5. Recognition of events is unreliable.
See the third challenge. + Context-awareness and signal fusion help to resolve ambiguities.
6. Different domains of data and analysis must be supported.
+ Components can be replaced in order to analyze different domains.
- Simultaneous analysis of multiple domains is not supported.
+ The same data can effortlessly be provided for multiple agents that analyze different domains at the same time.
7. Systems are often distributed.
- Toolkits themselves do not provide methods for distributed computing.
+ The communication between agents is independent of software and hardware environments.
8. Systems must be context-aware and adaptable.
- No support for context-awareness.
- Only static architectures are supported.
+ Modifying the architecture is possible.
+ The most suitable agents are recruited for performing a task at a particular time.
9. Support for long-term monitoring must be included.
- The constructed systems do not have awareness of the properties and status of individual components (i.e., tools).
+ Changes in the context can be taken into account.
- The adaptability of system architectures is limited.
+ The type and level of data passed between components is not fixed.
- No method provided for coding the abstraction level of data.
- The central agent that manages the architecture (e.g., in QuickSet) or performs signal fusion (e.g., in Embassi) forms a bottle-neck for low-level data.
It should be noted that only solutions offered by the approach in general are presented in Table 4. For example, although an individual tool might provide a method for analyzing context, using a toolkit does not guarantee that ability for every system constructed with it.
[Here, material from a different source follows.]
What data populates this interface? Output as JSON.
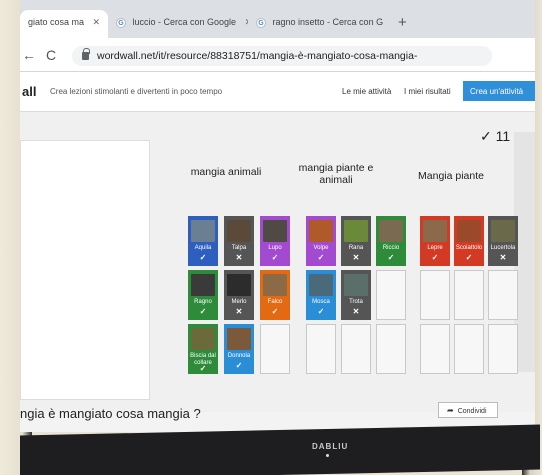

As Table 4 shows, psychophysiological human-computer interaction has some specific requirements that these architectures do not address. These needs are addressed in this thesis by constructing a framework that is specifically intended for the development of psychophysiologically interactive computer systems.
The design of a software framework begins with the identification of functionality that is common for applications in the domain of interest, in this case, psychophysiological interaction with a computer system [Flippo et al., 2003]. This was done both by inspecting the previously discussed applications (Section 2.1) and by analyzing some existing software tools in this section.
Next, a core that does not contain any application-specific functionality is to be defined. Finally, the framework is to be implemented and evaluated. The remaining steps are taken in the third and the fourth chapter.